While these new volumes raise questions about the impact of Working-Class Studies, they also suggest three important insights for the field. First, sadly, even after decades of discussion, higher education remains divided along class lines, and academics from the working class still feel alienated and frustrated. Indeed, changes in higher education have made the problems worse, as too many working-class academics find themselves caught in part-time or short-term teaching jobs, unable to break through the class barriers that seem to preserve most tenure-line jobs for people from professional class backgrounds. We also see the class hierarchies of higher education in the struggle of state universities to survive continuing budget cuts and attacks on tenure, even as elite private schools compete to see who can raise tuition the most while keeping acceptance rates the lowest. Far from being resolved, class divisions in higher education have gotten worse, despite the more visible presence of academics from the working class and efforts to increase and deepen attention to class in both the curriculum and research.
Second, while the new volumes largely ignore the research that has emerged out of Working-Class Studies, their work at once fits well within the ethos and practices of the field and, even more important, they make a significant contribution to it. As in earlier projects, the essays in both Working in Class and the Rhizomes volume often begin with or center on personal narratives, a move that, as I have written before, seems to be a signature intellectual approach for this field. But like much of the best writing in Working-Class Studies these days, these pieces use experience not as an end in itself but to frame analyses of the social structures, psychological tensions, and discursive complexities of class in higher education. In their deftness in linking theories of class and representation with the lived experience of working-class people, these scholars model a rich and complex approach to the study of class. A number of the contributors to Hurst and Nenga’s book will be part of a roundtable discussing the book at next week’s How Class Works conference, and I look forward to the dialogue. I also hope they will feel at home in the field (as a few already do, I think), because we will all benefit.

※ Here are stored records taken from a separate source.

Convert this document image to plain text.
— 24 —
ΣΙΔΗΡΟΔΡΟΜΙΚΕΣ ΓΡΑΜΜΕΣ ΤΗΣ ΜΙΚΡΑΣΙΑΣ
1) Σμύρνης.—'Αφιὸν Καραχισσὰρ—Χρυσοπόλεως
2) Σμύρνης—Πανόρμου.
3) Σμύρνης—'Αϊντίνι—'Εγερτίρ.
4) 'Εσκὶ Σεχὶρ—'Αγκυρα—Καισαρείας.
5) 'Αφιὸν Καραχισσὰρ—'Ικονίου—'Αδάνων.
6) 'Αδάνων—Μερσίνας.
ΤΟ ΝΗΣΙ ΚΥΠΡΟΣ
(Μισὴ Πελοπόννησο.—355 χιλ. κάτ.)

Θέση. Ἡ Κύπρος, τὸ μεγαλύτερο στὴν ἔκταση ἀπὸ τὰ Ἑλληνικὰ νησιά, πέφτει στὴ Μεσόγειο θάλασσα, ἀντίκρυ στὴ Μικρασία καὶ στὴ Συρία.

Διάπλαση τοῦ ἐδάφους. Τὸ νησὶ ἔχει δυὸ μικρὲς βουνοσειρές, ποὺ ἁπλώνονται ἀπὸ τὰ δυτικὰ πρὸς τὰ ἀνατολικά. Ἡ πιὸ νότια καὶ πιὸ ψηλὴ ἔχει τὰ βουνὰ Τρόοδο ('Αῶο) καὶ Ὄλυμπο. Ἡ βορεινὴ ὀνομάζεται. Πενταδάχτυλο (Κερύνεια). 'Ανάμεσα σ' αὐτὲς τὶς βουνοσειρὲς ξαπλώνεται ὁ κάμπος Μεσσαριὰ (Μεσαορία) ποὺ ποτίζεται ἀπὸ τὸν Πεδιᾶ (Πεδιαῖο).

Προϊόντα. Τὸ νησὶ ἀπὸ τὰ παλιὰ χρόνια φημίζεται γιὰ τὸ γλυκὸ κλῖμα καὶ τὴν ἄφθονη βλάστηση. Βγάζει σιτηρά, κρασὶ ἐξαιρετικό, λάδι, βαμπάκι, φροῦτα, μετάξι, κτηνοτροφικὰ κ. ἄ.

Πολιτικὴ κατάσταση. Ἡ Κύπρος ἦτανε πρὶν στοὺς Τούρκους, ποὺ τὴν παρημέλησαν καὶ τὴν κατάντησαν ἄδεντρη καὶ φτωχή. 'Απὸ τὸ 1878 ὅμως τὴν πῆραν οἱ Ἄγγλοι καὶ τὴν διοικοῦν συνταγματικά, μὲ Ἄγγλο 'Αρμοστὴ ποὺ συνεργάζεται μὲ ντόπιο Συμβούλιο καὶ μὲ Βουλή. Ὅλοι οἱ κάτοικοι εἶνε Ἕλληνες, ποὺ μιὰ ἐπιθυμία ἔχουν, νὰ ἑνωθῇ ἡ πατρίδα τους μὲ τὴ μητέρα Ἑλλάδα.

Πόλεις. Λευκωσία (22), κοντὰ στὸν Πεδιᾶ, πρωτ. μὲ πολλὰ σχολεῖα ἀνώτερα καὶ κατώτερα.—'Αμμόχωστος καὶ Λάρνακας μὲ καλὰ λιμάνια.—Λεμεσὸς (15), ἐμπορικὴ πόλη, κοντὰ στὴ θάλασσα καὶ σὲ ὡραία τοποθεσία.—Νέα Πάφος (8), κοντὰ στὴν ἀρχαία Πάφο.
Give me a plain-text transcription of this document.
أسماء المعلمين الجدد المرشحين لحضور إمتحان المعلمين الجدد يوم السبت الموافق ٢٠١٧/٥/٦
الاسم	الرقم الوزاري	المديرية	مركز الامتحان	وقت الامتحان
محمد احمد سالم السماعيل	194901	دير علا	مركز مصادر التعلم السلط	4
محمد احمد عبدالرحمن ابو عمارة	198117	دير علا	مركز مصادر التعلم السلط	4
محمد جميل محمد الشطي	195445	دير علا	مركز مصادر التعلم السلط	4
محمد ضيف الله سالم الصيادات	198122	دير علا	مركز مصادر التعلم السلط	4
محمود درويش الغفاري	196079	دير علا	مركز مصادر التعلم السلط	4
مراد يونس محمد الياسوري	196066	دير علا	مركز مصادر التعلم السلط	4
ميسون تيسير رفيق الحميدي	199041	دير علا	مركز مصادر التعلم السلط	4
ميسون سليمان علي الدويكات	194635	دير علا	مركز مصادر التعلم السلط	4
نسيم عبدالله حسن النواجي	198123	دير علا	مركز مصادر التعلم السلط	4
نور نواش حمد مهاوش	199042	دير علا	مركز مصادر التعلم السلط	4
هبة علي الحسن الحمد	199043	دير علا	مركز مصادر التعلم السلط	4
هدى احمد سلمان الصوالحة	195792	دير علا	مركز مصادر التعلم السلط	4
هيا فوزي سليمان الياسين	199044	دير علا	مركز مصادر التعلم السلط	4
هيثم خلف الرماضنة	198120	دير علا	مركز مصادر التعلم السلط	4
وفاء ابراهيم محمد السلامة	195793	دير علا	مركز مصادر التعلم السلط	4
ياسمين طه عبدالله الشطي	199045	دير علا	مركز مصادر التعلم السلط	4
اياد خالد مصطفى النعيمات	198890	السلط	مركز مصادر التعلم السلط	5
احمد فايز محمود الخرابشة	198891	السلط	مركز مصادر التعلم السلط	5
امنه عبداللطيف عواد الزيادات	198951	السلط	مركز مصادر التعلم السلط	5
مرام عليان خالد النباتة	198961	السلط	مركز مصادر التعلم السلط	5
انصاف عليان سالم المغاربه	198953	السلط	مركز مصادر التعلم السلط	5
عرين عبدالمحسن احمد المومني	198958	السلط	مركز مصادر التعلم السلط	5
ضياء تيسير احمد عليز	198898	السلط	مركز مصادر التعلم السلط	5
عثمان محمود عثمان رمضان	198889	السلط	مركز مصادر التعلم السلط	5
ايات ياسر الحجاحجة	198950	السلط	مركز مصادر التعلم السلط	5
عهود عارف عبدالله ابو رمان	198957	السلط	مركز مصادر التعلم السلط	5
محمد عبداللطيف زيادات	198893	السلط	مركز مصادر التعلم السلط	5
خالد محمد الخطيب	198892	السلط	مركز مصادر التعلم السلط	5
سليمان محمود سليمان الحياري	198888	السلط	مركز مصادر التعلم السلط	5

Finally, these projects remind us of the key challenge that Working-Class Studies faces as a field: our continuing invisibility. Despite more than 20 years of organizing and publishing, we have never gained the institutional presence of Ethnic Studies, Women’s and Gender Studies, Queer Studies, or Critical Race Studies (fields that, it must be said, also struggle for attention, resources, and stability). Working-Class Studies may have faced bigger hurdles than these other efforts, because we do not have an active social movement to help spur institutions to support our work. But we have also not done enough organizing ourselves. To my knowledge, only one new program has been created in the past five years, the Texas Center for Working-Class Studies at Collin College. If we want the next generation of working-class academics to feel less vulnerable and isolated, if we want them to recognize ongoing critical discussions about class and to connect with a larger movement of people who share their interests, we need to do better. I don’t have a strategy for doing that, to be honest, but perhaps we can begin by talking seriously with newcomers, like many of the contributors to these new volumes, about how we can all make more significant connections across disciplines and generations.